Не исчисляя всех видов опустошителей и их приемов, можно вывести общее заключение, что первобытные формы грабежа, руководившие целовальником, кулаком, возведены инородцами в самую правильную систему, облеченную в форму преимущественно увеселительную и рекомендующую бедности возможность обогащения… Всеобщая потребность в этом обогащении, как видно, с каждым днем все более и более упрочивает успех опустошительного дела и не сулит опустошителям, повидимому, ничего, кроме барышей…

Но Антон Иванович Чижов, портной из Москвы, недавно прибывший в городок ***, не вполне согласен с этим.

— Грабить-то грабят — надо говорить по совести, — а не туда! Нет! Не в то место попадают!.. Нет…

Так рассуждает он, сидя с работой под окном маленькой хибарки своей родственницы прачки.

— В какое еще место попадать? — не весьма довольным тоном возражает ему родственница. — Кажется, и так живого места не осталось… Не в то еще место!.. Я слушаю, вы только любите разговаривать, а толку от ваших разговоров очень мало.

Антон Иванов принимается работать иглой, хотя вообще он весьма ленив, и молчит.

— Считаетесь вы московские, — продолжает родственница: — а не можете иметь столько ума, чтобы себя успокоить… Добрые люди за все принимаются. Тот розыгрыши… тот билеты… всякий ухватит по силе, по мочи… А вы только разговариваете: \"не в то место!..\" в какое это место? Я сама на билетах нищей стала — кажется, это им пошло… И это не барыш?..

Антон Иванов вздергивает иглу все выше и выше над головой.

— Ну что вы иглой сделаете?.. Да в нашей стороне и брюк-то ваших никому не нужно… а считаетесь с умом, будто московские…

Родственница умолкает и, обернувшись к Антону Иванову спиной, сердито вскидывает на веревку против окна мокрое белье. Молчат они долго. Игла ходит тише и, наконец, останавливается совершенно… Антон Иванов приподнимает голову и не без робости произносит:

— Анна Карповна! не туда, матушка!.. Не в то место попадают-с! Ну что они наладили бить всё в мужика. Что у него есть, скажите на милость? Ну годик-другой потянут, а потом и шиш возьмут; у него и так одни онучи остались… Наладили одно — мужика обирать! Эко диво, ей-богу!.. А того не видят, что совсем не в то место надо… Надо запускать дело так, чтобы в хорошее место оно было запущено…

— Погляжу, как вы будете запускать.

— Запустим-с… Позвольте оглядеться, ничего-с…

— В какое это такое место?.. Где такие клады у вас?..

— Запустим, — понижая тон до степени шопота, впрочем весьма самоуверенного, произносит Антон Иванов и почему-то вновь припадает к работе.

Разговор этот ведут не разбойники и не грабители, а просто бедные люди; и если у Антона Иванова разговор о запускании лапы сделался господствующим, то это произошло от особенных причин.
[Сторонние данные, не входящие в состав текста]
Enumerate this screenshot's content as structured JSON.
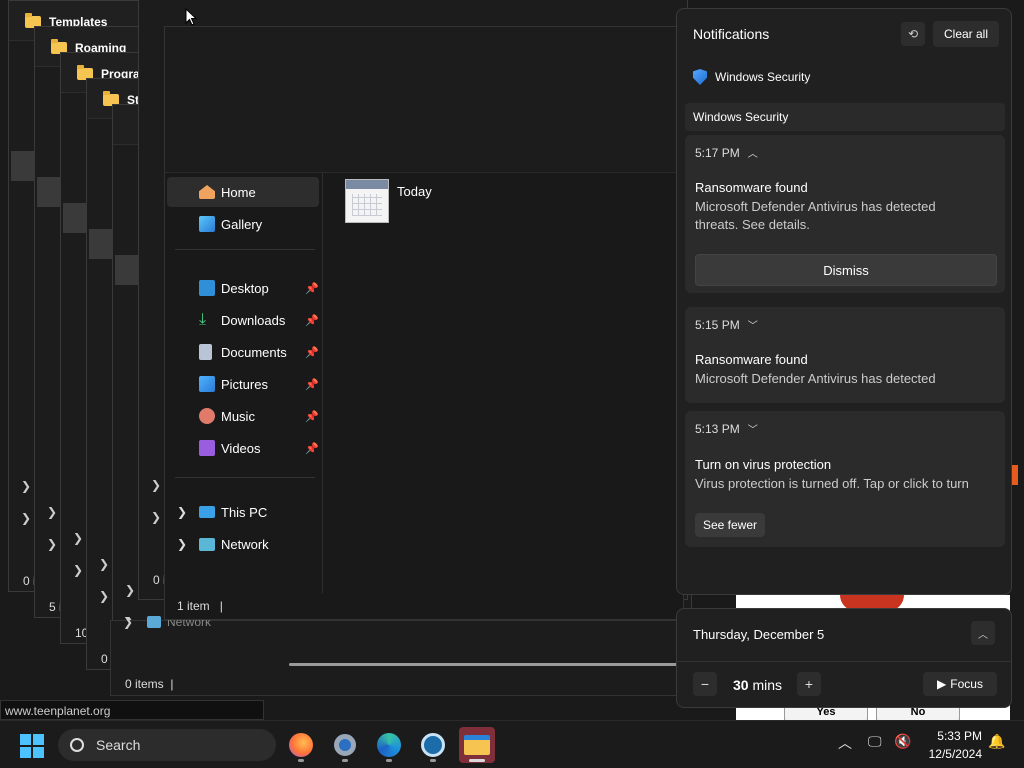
{
  "stacked_windows": [
    {
      "title": "Templates",
      "count": "0 i"
    },
    {
      "title": "Roaming",
      "count": "5 i"
    },
    {
      "title": "Progra",
      "count": "10"
    },
    {
      "title": "St",
      "count": "0 i"
    },
    {
      "title": "",
      "count": "0 i"
    }
  ],
  "explorer": {
    "nav": {
      "home": "Home",
      "gallery": "Gallery",
      "desktop": "Desktop",
      "downloads": "Downloads",
      "documents": "Documents",
      "pictures": "Pictures",
      "music": "Music",
      "videos": "Videos",
      "this_pc": "This PC",
      "network": "Network"
    },
    "file": {
      "name": "Today"
    },
    "status": "1 item",
    "behind_status": "0 items",
    "behind_network": "Network"
  },
  "notifications": {
    "title": "Notifications",
    "clear_all": "Clear all",
    "app_name": "Windows Security",
    "group_header": "Windows Security",
    "items": [
      {
        "time": "5:17 PM",
        "title": "Ransomware found",
        "body_line1": "Microsoft Defender Antivirus has detected",
        "body_line2": "threats. See details.",
        "dismiss": "Dismiss"
      },
      {
        "time": "5:15 PM",
        "title": "Ransomware found",
        "body_line1": "Microsoft Defender Antivirus has detected"
      },
      {
        "time": "5:13 PM",
        "title": "Turn on virus protection",
        "body_line1": "Virus protection is turned off. Tap or click to turn",
        "see_fewer": "See fewer"
      }
    ]
  },
  "calendar": {
    "date": "Thursday, December 5",
    "focus_minutes": "30",
    "mins_label": "mins",
    "focus_label": "Focus"
  },
  "dialog": {
    "yes": "Yes",
    "no": "No"
  },
  "url_tooltip": "www.teenplanet.org",
  "taskbar": {
    "search_placeholder": "Search",
    "time": "5:33 PM",
    "date": "12/5/2024"
  }
}
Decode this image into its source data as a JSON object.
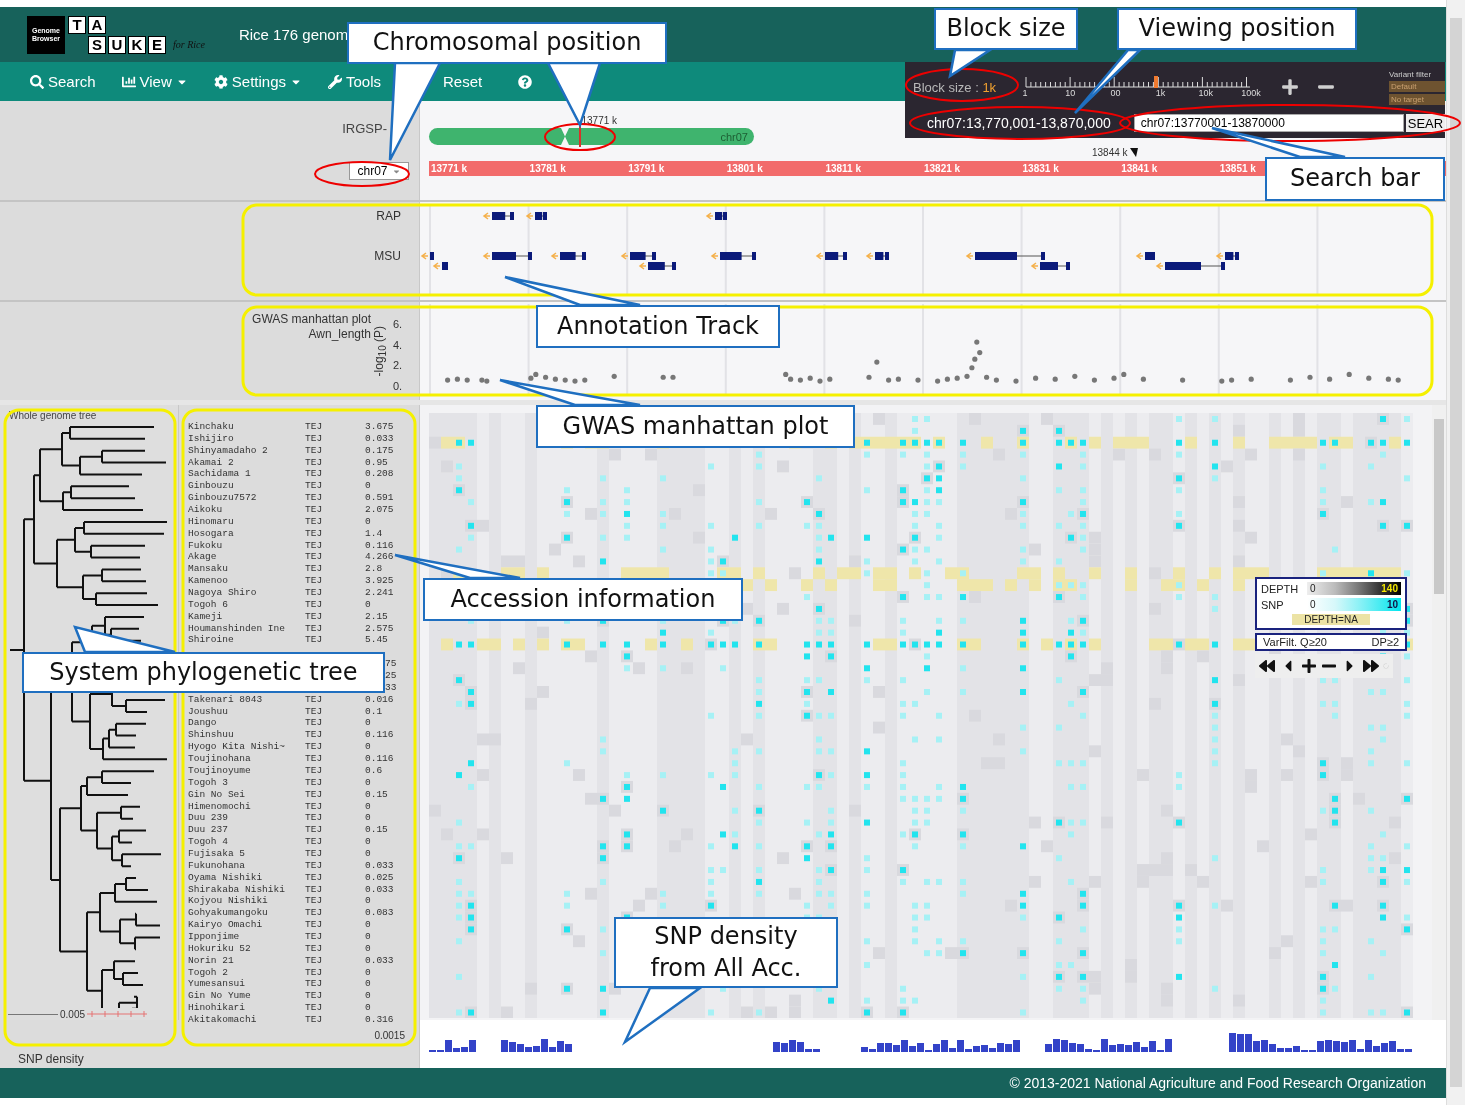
{
  "header": {
    "logo": {
      "badge": "Genome Browser",
      "top_letters": [
        "T",
        "A"
      ],
      "bottom_letters": [
        "S",
        "U",
        "K",
        "E"
      ],
      "tagline": "for Rice"
    },
    "title": "Rice 176 genom"
  },
  "nav": [
    {
      "label": "Search",
      "dropdown": false
    },
    {
      "label": "View",
      "dropdown": true
    },
    {
      "label": "Settings",
      "dropdown": true
    },
    {
      "label": "Tools",
      "dropdown": false
    },
    {
      "label": "Reset",
      "dropdown": false
    }
  ],
  "controls": {
    "block_size_label": "Block size :",
    "block_size_value": "1k",
    "block_scale": {
      "ticks": [
        "1",
        "10",
        "00",
        "1k",
        "10k",
        "100k"
      ],
      "level": 0.58
    },
    "variant_filter": {
      "title": "Variant filter",
      "options": [
        "Default",
        "No target"
      ]
    },
    "viewing_position": "chr07:13,770,001-13,870,000",
    "search_value": "chr07:13770001-13870000",
    "search_button": "SEAR"
  },
  "chromosome": {
    "assembly_label": "IRGSP-",
    "chromosome_select": "chr07",
    "chromosome_label": "chr07",
    "position_label": "13771 k",
    "ruler_ticks": [
      "13771 k",
      "13781 k",
      "13791 k",
      "13801 k",
      "13811 k",
      "13821 k",
      "13831 k",
      "13841 k",
      "13851 k"
    ],
    "cursor_label": "13844 k"
  },
  "tracks": [
    {
      "label": "RAP"
    },
    {
      "label": "MSU"
    }
  ],
  "gwas": {
    "title": "GWAS manhattan plot",
    "trait": "Awn_length",
    "y_axis_label": "-log$_{10}$ (P)",
    "y_ticks": [
      "6.",
      "4.",
      "2.",
      "0."
    ]
  },
  "tree": {
    "title": "Whole genome tree",
    "scale": "0.005"
  },
  "accessions": [
    {
      "kind": "full",
      "name": "Kinchaku",
      "group": "TEJ",
      "value": "3.675"
    },
    {
      "kind": "full",
      "name": "Ishijiro",
      "group": "TEJ",
      "value": "0.033"
    },
    {
      "kind": "full",
      "name": "Shinyamadaho 2",
      "group": "TEJ",
      "value": "0.175"
    },
    {
      "kind": "full",
      "name": "Akamai 2",
      "group": "TEJ",
      "value": "0.95"
    },
    {
      "kind": "full",
      "name": "Sachidama 1",
      "group": "TEJ",
      "value": "0.208"
    },
    {
      "kind": "full",
      "name": "Ginbouzu",
      "group": "TEJ",
      "value": "0"
    },
    {
      "kind": "full",
      "name": "Ginbouzu7572",
      "group": "TEJ",
      "value": "0.591"
    },
    {
      "kind": "full",
      "name": "Aikoku",
      "group": "TEJ",
      "value": "2.075"
    },
    {
      "kind": "full",
      "name": "Hinomaru",
      "group": "TEJ",
      "value": "0"
    },
    {
      "kind": "full",
      "name": "Hosogara",
      "group": "TEJ",
      "value": "1.4"
    },
    {
      "kind": "full",
      "name": "Fukoku",
      "group": "TEJ",
      "value": "0.116"
    },
    {
      "kind": "full",
      "name": "Akage",
      "group": "TEJ",
      "value": "4.266"
    },
    {
      "kind": "full",
      "name": "Mansaku",
      "group": "TEJ",
      "value": "2.8"
    },
    {
      "kind": "full",
      "name": "Kamenoo",
      "group": "TEJ",
      "value": "3.925"
    },
    {
      "kind": "full",
      "name": "Nagoya Shiro",
      "group": "TEJ",
      "value": "2.241"
    },
    {
      "kind": "full",
      "name": "Togoh 6",
      "group": "TEJ",
      "value": "0"
    },
    {
      "kind": "full",
      "name": "Kameji",
      "group": "TEJ",
      "value": "2.15"
    },
    {
      "kind": "full",
      "name": "Houmanshinden Ine",
      "group": "TEJ",
      "value": "2.575"
    },
    {
      "kind": "full",
      "name": "Shiroine",
      "group": "TEJ",
      "value": "5.45"
    },
    {
      "kind": "covered"
    },
    {
      "kind": "partial",
      "value": "75"
    },
    {
      "kind": "partial",
      "value": "25"
    },
    {
      "kind": "partial",
      "value": "33"
    },
    {
      "kind": "full",
      "name": "Takenari 8043",
      "group": "TEJ",
      "value": "0.016"
    },
    {
      "kind": "full",
      "name": "Joushuu",
      "group": "TEJ",
      "value": "0.1"
    },
    {
      "kind": "full",
      "name": "Dango",
      "group": "TEJ",
      "value": "0"
    },
    {
      "kind": "full",
      "name": "Shinshuu",
      "group": "TEJ",
      "value": "0.116"
    },
    {
      "kind": "full",
      "name": "Hyogo Kita Nishi~",
      "group": "TEJ",
      "value": "0"
    },
    {
      "kind": "full",
      "name": "Toujinohana",
      "group": "TEJ",
      "value": "0.116"
    },
    {
      "kind": "full",
      "name": "Toujinoyume",
      "group": "TEJ",
      "value": "0.6"
    },
    {
      "kind": "full",
      "name": "Togoh 3",
      "group": "TEJ",
      "value": "0"
    },
    {
      "kind": "full",
      "name": "Gin No Sei",
      "group": "TEJ",
      "value": "0.15"
    },
    {
      "kind": "full",
      "name": "Himenomochi",
      "group": "TEJ",
      "value": "0"
    },
    {
      "kind": "full",
      "name": "Duu 239",
      "group": "TEJ",
      "value": "0"
    },
    {
      "kind": "full",
      "name": "Duu 237",
      "group": "TEJ",
      "value": "0.15"
    },
    {
      "kind": "full",
      "name": "Togoh 4",
      "group": "TEJ",
      "value": "0"
    },
    {
      "kind": "full",
      "name": "Fujisaka 5",
      "group": "TEJ",
      "value": "0"
    },
    {
      "kind": "full",
      "name": "Fukunohana",
      "group": "TEJ",
      "value": "0.033"
    },
    {
      "kind": "full",
      "name": "Oyama Nishiki",
      "group": "TEJ",
      "value": "0.025"
    },
    {
      "kind": "full",
      "name": "Shirakaba Nishiki",
      "group": "TEJ",
      "value": "0.033"
    },
    {
      "kind": "full",
      "name": "Kojyou Nishiki",
      "group": "TEJ",
      "value": "0"
    },
    {
      "kind": "full",
      "name": "Gohyakumangoku",
      "group": "TEJ",
      "value": "0.083"
    },
    {
      "kind": "full",
      "name": "Kairyo Omachi",
      "group": "TEJ",
      "value": "0"
    },
    {
      "kind": "full",
      "name": "Ipponjime",
      "group": "TEJ",
      "value": "0"
    },
    {
      "kind": "full",
      "name": "Hokuriku 52",
      "group": "TEJ",
      "value": "0"
    },
    {
      "kind": "full",
      "name": "Norin 21",
      "group": "TEJ",
      "value": "0.033"
    },
    {
      "kind": "full",
      "name": "Togoh 2",
      "group": "TEJ",
      "value": "0"
    },
    {
      "kind": "full",
      "name": "Yumesansui",
      "group": "TEJ",
      "value": "0"
    },
    {
      "kind": "full",
      "name": "Gin No Yume",
      "group": "TEJ",
      "value": "0"
    },
    {
      "kind": "full",
      "name": "Hinohikari",
      "group": "TEJ",
      "value": "0"
    },
    {
      "kind": "full",
      "name": "Akitakomachi",
      "group": "TEJ",
      "value": "0.316"
    }
  ],
  "legend": {
    "depth_label": "DEPTH",
    "depth_min": "0",
    "depth_max": "140",
    "snp_label": "SNP",
    "snp_min": "0",
    "snp_max": "10",
    "na_label": "DEPTH=NA",
    "filter_quality": "VarFilt. Q≥20",
    "filter_depth": "DP≥2"
  },
  "density": {
    "label": "SNP density",
    "max": "0.0015"
  },
  "footer": "© 2013-2021 National Agriculture and Food Research Organization",
  "callouts": [
    {
      "text": "Chromosomal position"
    },
    {
      "text": "Block size"
    },
    {
      "text": "Viewing position"
    },
    {
      "text": "Search bar"
    },
    {
      "text": "Annotation Track"
    },
    {
      "text": "GWAS manhattan plot"
    },
    {
      "text": "Accession information"
    },
    {
      "text": "System phylogenetic tree"
    },
    {
      "text": "SNP density from All Acc."
    }
  ]
}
Антон Иванов был когда-то крепостной и по желанию господ поступал то в портные, то в лакеи, то в повара, нигде не успевая изучить дела, во-первых, потому, что его слишком быстро отрывали от одного дела к другому, а во-вторых, потому, что по натуре он отличался наклонностью к живописи и обладал в качестве талантливой натуры значительною художественною ленью. Лень эта прекратила стремление к живописи на нелепейшем изображении двух фигур неизвестного пола, лежащих подле лесу, не научила ни поварскому, ни портняжному искусству, помогая понимать дело лишь в общих чертах и потом скучать им.

Частая перемена мест и занятий, сталкивая его с разным народом, приучала задумываться вообще о жизни человеческой, а лень превратила эту наблюдательность в любовь к рассуждениям и обсуждениям. Работать с такими стремлениями у хозяина нельзя, и Антон Иванов работал один, работал кое-как, плохо, лениво, гнездился в глуши Москвы, не имея почти давальцев, хотя знакомых, с которыми можно потолковать, у него было много.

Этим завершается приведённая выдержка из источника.